Things are going slower than we'd planned. We saw some wonderful rock formations outside of San Diego--like mountains upon mountains of rocks piled as high as mountains--remind me to research how that geological formation happened! We're all doing fine and enjoying the heat.

Love Tamara and Jerson

PS

We were unable to get the technology smarts together to get the photos to you yet! We'll try again later. In the meantime, use your imaginations!

Dec 21 to 30

Hi All!

 

Sorry it's taken so long to write! The trip from Vancouver to Everett was the first leg of the journey. Quite uneventful and very similar geography to Victoria area--only taking the I5 you don't see to much. It is a quick route, though. The next leg of the trip was to Oregon. Oregon is absolutely beautiful! So much space--lots of grazing animals and rugged mountain terrain. One of the striking aspects is the trees which in the winter have no leaves, but appear to be in bloom with little tiny silvery green blossoms. Absolutely gorgeous. The "blossoms" are actually lichens. The trees are so covered with lichens that the whole area becomes almost glowing with the beautiful silvery green. Contrasting with the shadows of the mountains, it's quite striking. I asked at Ashton, Oregon whether the lichens were bad for the trees, but no...it's part of the ecosystem! We had some intense snowfall in Ashton, Oregon and so we waited to miss the snow in the mountain passes.

 

Northern California goes on forever, especially when you are anxious to make a deadline to meet family!

 

Reminded me a lot of the Okanagan Valley where I grew up.

 

Los Angeles is beautiful!

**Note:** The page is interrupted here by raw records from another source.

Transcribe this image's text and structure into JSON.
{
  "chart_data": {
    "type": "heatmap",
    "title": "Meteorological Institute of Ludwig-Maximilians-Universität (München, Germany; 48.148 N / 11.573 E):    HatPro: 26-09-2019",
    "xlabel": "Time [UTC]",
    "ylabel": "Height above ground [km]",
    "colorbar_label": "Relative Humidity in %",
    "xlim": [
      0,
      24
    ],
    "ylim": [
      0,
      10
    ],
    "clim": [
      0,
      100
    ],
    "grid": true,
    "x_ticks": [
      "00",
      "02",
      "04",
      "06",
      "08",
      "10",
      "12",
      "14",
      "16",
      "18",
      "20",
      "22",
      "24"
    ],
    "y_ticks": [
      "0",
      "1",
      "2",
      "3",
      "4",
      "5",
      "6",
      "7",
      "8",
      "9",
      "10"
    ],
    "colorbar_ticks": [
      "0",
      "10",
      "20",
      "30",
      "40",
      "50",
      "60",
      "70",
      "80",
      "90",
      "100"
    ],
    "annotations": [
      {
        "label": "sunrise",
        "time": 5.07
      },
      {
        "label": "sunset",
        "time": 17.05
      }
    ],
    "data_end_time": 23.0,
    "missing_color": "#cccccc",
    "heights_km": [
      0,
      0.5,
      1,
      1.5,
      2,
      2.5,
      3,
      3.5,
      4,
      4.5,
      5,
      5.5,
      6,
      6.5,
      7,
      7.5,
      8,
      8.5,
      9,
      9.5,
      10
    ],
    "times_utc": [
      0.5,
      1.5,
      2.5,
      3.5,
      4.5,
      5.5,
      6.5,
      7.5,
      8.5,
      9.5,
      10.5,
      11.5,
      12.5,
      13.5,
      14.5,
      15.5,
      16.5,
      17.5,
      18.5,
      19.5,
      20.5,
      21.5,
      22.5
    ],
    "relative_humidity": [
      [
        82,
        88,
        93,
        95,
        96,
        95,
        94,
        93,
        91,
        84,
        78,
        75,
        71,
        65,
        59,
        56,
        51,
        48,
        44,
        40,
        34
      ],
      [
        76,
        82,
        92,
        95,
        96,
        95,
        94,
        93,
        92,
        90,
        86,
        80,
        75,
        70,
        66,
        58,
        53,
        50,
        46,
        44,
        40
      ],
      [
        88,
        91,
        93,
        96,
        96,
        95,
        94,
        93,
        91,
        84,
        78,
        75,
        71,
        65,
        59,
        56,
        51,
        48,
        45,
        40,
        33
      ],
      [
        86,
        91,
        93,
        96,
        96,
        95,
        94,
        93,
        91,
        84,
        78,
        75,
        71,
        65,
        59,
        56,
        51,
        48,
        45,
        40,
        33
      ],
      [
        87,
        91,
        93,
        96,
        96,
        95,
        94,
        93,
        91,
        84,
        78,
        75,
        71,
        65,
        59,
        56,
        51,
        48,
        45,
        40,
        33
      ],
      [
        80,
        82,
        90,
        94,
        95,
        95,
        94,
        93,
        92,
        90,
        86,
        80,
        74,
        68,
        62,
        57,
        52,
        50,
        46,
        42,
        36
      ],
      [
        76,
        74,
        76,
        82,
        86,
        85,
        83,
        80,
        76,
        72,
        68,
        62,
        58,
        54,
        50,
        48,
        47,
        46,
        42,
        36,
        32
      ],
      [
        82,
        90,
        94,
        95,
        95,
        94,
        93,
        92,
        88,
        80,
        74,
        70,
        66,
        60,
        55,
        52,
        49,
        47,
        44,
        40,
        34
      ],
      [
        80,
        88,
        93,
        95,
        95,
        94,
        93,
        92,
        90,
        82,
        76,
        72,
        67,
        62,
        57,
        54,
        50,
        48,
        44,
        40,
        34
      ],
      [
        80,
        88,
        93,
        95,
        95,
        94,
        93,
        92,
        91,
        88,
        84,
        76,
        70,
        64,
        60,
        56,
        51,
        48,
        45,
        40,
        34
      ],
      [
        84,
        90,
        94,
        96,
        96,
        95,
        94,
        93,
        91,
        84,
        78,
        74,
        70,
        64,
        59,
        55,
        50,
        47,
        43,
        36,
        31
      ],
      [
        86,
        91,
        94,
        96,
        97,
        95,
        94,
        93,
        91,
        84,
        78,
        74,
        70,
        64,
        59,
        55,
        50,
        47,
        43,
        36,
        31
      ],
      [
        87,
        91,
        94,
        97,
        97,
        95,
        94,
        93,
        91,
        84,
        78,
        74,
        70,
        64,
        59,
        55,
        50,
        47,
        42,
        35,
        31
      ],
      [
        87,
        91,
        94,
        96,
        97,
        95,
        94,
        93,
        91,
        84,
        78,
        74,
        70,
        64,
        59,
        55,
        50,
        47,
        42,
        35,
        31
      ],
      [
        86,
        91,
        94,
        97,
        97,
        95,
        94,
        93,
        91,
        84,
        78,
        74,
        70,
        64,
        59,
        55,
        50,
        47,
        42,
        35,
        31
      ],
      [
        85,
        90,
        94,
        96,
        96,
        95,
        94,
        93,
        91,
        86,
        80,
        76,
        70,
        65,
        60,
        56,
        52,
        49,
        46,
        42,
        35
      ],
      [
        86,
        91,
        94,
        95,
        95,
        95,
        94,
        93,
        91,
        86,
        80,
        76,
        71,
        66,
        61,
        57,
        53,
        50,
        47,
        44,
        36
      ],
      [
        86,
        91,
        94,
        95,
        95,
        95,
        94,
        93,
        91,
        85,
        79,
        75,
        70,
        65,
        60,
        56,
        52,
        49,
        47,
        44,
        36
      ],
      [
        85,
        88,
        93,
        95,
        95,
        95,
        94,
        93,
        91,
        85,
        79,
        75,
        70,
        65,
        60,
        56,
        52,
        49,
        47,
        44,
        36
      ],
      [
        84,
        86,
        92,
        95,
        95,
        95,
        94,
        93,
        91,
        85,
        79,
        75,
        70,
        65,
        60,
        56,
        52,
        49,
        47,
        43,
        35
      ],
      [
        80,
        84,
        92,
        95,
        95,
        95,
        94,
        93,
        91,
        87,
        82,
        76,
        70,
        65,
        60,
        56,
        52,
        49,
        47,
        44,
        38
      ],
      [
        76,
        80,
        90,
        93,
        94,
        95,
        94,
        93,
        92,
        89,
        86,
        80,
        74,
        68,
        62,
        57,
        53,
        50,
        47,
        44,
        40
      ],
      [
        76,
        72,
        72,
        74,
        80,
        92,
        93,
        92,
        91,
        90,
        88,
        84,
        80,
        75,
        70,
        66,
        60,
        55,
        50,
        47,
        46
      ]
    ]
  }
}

Coming from the Okanagan Valley, I felt right at home here. It is like a big Okanagan Valley in my mind, but Jerson didn't feel quite the same way...he began to miss Victoria while he was here. But he more than made up for it with the love from his beautiful family here in California. His brother and wife and their two beautiful little girls are here. They gave us such wonderful hospitality! Nothing like homemade tacos at 1:30 am after a long drive! We had some eating adventure, too. I'll have to send you some photos of "Don Lenchos" in South Central Los Angeles where we ate carne asada and pupusas with hot chocolate and an unnamed taco stand in some industrial area of North Hollywood where the fires and steam from the taco stand, with a huge line up of people attracted us like some mirage in a desert. Photos coming of this too!

 

We'll let you know the next adventure when we have it!